Closed kbuma closed 3 weeks ago
Beautiful! That's an impressive performance gain!
I guess we should also be aware of the potential memory leakage issue for lru_cache
when applied on methods (I believe a reference to the cls
would also be held in the case of class methods, but I could be wrong here):
Using the functools.lru_cache and functools.cache decorators on methods can lead to memory leaks, as the global cache will retain a reference to the instance, preventing it from being garbage collected.
Also here is a more detailed explanation from Anthony Sottile .
I guess we could just make it a staticmethod
to avoid this unless there's some reason to make it classmethod
that I'm not aware of?
I would move the method out of the class and just make it a method. This will resolve the memory leak issue (though I don't think it is a significant problem in our case).
I would be very wary of the current hash function. That looks like an extremely expensive hash function. Furthermore, depending on transformations, this hash violates some basic rules on hashes. I would argue it is better to use the formula as a hash.
@shyuep, it could be expensive but my concern about using the formula is uniqueness - thinking about polymorphs, displacements, different magnetic configs
For transformations, shouldn't the hash change to reflect that the underlying object has changed? Maybe this is my misunderstanding of how hashes should apply to mutables
My thinking is: if I run a transformation on a structure to displace a site, the original hash should no longer apply to the transformed structure, right?
@esoteric-ephemera The rule for hashes is that they do not have to be unique. Ultimately, the __eq__
function is what must be unique for different objects. A valid but bad hash function would be return 42
. This is a common implementation in simple "Hello World" type tutorials for many languages.

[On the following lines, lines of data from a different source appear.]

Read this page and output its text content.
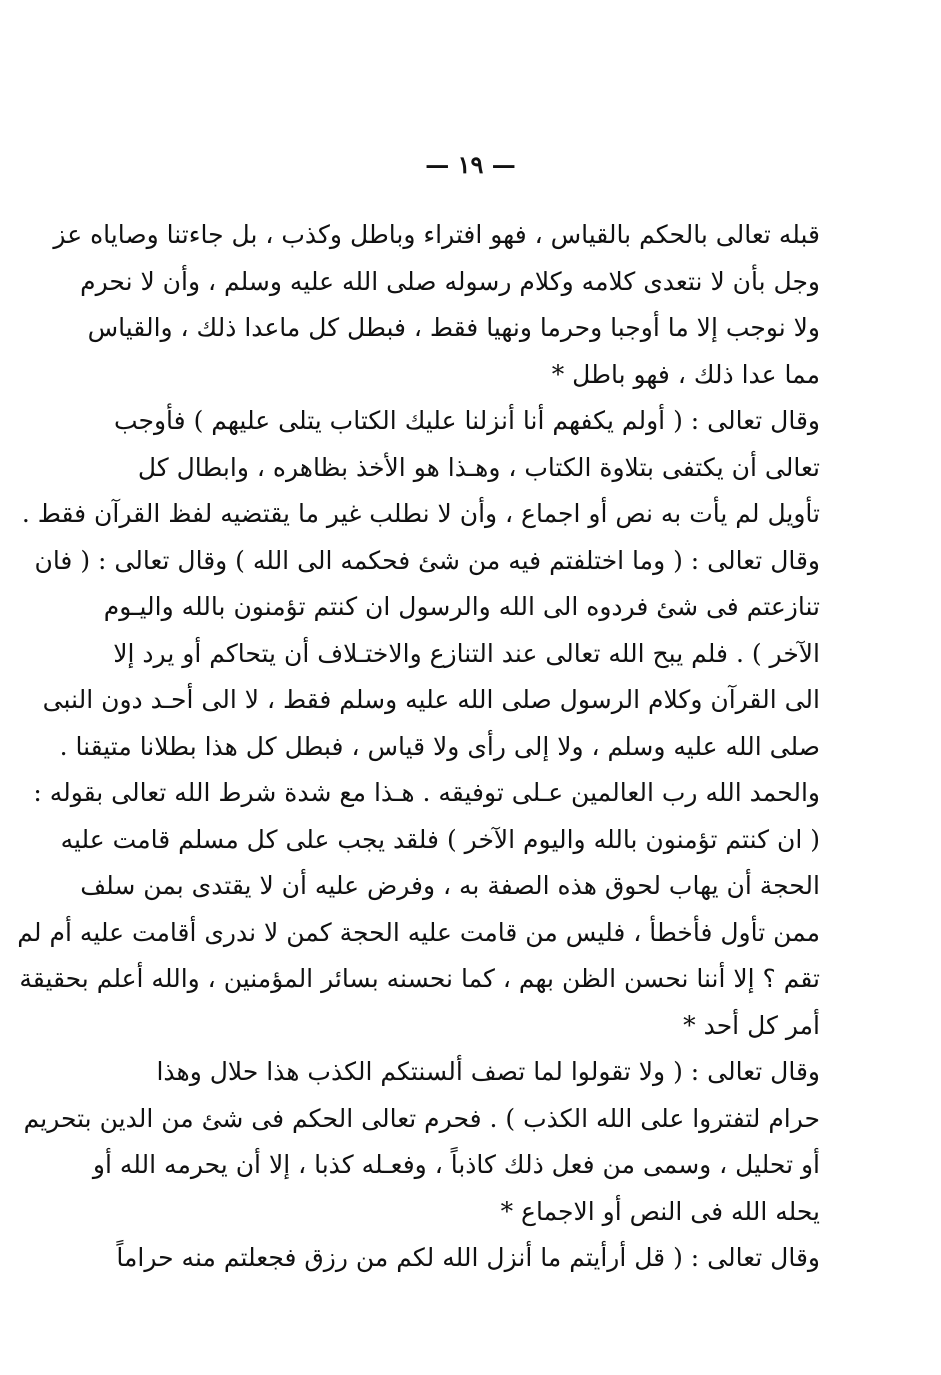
— ١٩ —
قبله تعالى بالحكم بالقياس ، فهو افتراء وباطل وكذب ، بل جاءتنا وصاياه عز
وجل بأن لا نتعدى كلامه وكلام رسوله صلى الله عليه وسلم ، وأن لا نحرم
ولا نوجب إلا ما أوجبا وحرما ونهيا فقط ، فبطل كل ماعدا ذلك ، والقياس
مما عدا ذلك ، فهو باطل *
وقال تعالى : ( أولم يكفهم أنا أنزلنا عليك الكتاب يتلى عليهم ) فأوجب
تعالى أن يكتفى بتلاوة الكتاب ، وهـذا هو الأخذ بظاهره ، وابطال كل
تأويل لم يأت به نص أو اجماع ، وأن لا نطلب غير ما يقتضيه لفظ القرآن فقط .
وقال تعالى : ( وما اختلفتم فيه من شئ فحكمه الى الله ) وقال تعالى : ( فان
تنازعتم فى شئ فردوه الى الله والرسول ان كنتم تؤمنون بالله واليـوم
الآخر ) . فلم يبح الله تعالى عند التنازع والاختـلاف أن يتحاكم أو يرد إلا
الى القرآن وكلام الرسول صلى الله عليه وسلم فقط ، لا الى أحـد دون النبى
صلى الله عليه وسلم ، ولا إلى رأى ولا قياس ، فبطل كل هذا بطلانا متيقنا .
والحمد الله رب العالمين عـلى توفيقه . هـذا مع شدة شرط الله تعالى بقوله :
( ان كنتم تؤمنون بالله واليوم الآخر ) فلقد يجب على كل مسلم قامت عليه
الحجة أن يهاب لحوق هذه الصفة به ، وفرض عليه أن لا يقتدى بمن سلف
ممن تأول فأخطأ ، فليس من قامت عليه الحجة كمن لا ندرى أقامت عليه أم لم
تقم ؟ إلا أننا نحسن الظن بهم ، كما نحسنه بسائر المؤمنين ، والله أعلم بحقيقة
أمر كل أحد *
وقال تعالى : ( ولا تقولوا لما تصف ألسنتكم الكذب هذا حلال وهذا
حرام لتفتروا على الله الكذب ) . فحرم تعالى الحكم فى شئ من الدين بتحريم
أو تحليل ، وسمى من فعل ذلك كاذباً ، وفعـله كذبا ، إلا أن يحرمه الله أو
يحله الله فى النص أو الاجماع *
وقال تعالى : ( قل أرأيتم ما أنزل الله لكم من رزق فجعلتم منه حراماً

See https://www.geeksforgeeks.org/what-are-hash-functions-and-how-to-choose-a-good-hash-function
Efficiency and minimizing collisions is the key. But collisions need not be 0 (that is what __eq__
is for). For a structure, the formula is a pretty good hash function - equal structures definitely have the same formula, and formula is cheap to compute. There will be collisions but they should be relatively minimal (polymorphs basically).

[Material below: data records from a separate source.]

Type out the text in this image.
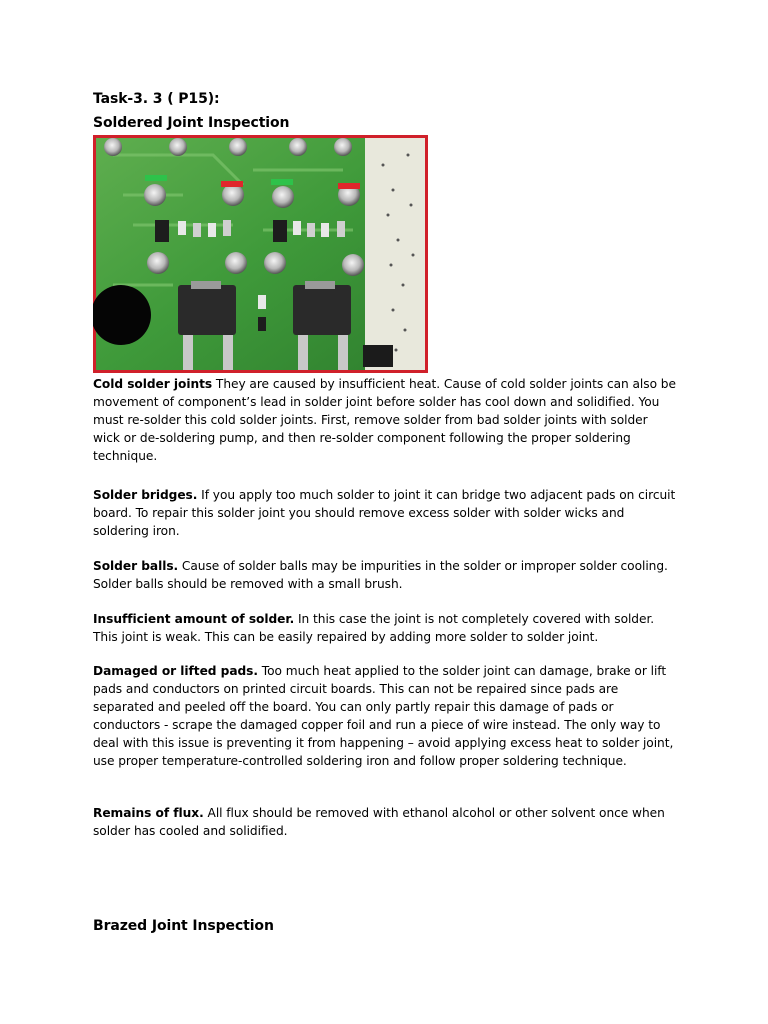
Task-3. 3 ( P15):
Soldered Joint Inspection

Cold solder joints They are caused by insufficient heat. Cause of cold solder joints can also be movement of component’s lead in solder joint before solder has cool down and solidified. You must re-solder this cold solder joints. First, remove solder from bad solder joints with solder wick or de-soldering pump, and then re-solder component following the proper soldering technique.

Solder bridges. If you apply too much solder to joint it can bridge two adjacent pads on circuit board. To repair this solder joint you should remove excess solder with solder wicks and soldering iron.

Solder balls. Cause of solder balls may be impurities in the solder or improper solder cooling. Solder balls should be removed with a small brush.

Insufficient amount of solder. In this case the joint is not completely covered with solder. This joint is weak. This can be easily repaired by adding more solder to solder joint.

Damaged or lifted pads. Too much heat applied to the solder joint can damage, brake or lift pads and conductors on printed circuit boards. This can not be repaired since pads are separated and peeled off the board. You can only partly repair this damage of pads or conductors - scrape the damaged copper foil and run a piece of wire instead. The only way to deal with this issue is preventing it from happening – avoid applying excess heat to solder joint, use proper temperature-controlled soldering iron and follow proper soldering technique.

Remains of flux. All flux should be removed with ethanol alcohol or other solvent once when solder has cooled and solidified.

Brazed Joint Inspection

@shyuep @esoteric-ephemera An alternative to adding a hash function to Structure that would work for this use case is to create an IStructure copy in the class method and call the new cached function with that copy. It would be something like this:
changing the class method to
@classmethod
def _get_reduced_structure(cls, struct: Structure, primitive_cell: bool = True, niggli: bool = True) -> Structure:
immutable_struct = IStructure.from_dict(struct.as_dict())
return _get_reduced_structure(immutable_struct, primitive_cell, niggli)
and the new function to
@lru_cache(maxsize=LRU_CACHE_SIZE)
def _get_reduced_structure(
struct: IStructure, primitive_cell: bool, niggli: bool
) -> Structure:
"""Helper method to find a reduced structure."""
if niggli:
struct = struct.get_reduced_structure(reduction_algo="niggli")
if primitive_cell:
struct = struct.get_primitive_structure()
return Structure.from_dict(struct.as_dict())
I think we have a good solution now that doesn't require hashing Structure
, and the failing ruff stuff is unrelated to this PR -should be ready for review
Merged. Thanks.
Could we push a release relatively soon (or a release candidate)? Would help with builder development on our side
Summary
This adds an LRU cache to the structure matcher, specifically to the StructureMatcher._get_reduced_structure function.
This suggested improvement is motivated by the performance of the AflowPrototypeMatcher._match_prototype function (and in turn the robocrys builder that uses it). We believe this will speed up that calculation by ~288x since the sometimes expensive calculation in StructureMatcher._get_reduced_structure will only need to be performed once per structure rather than the 288 times it is performed now.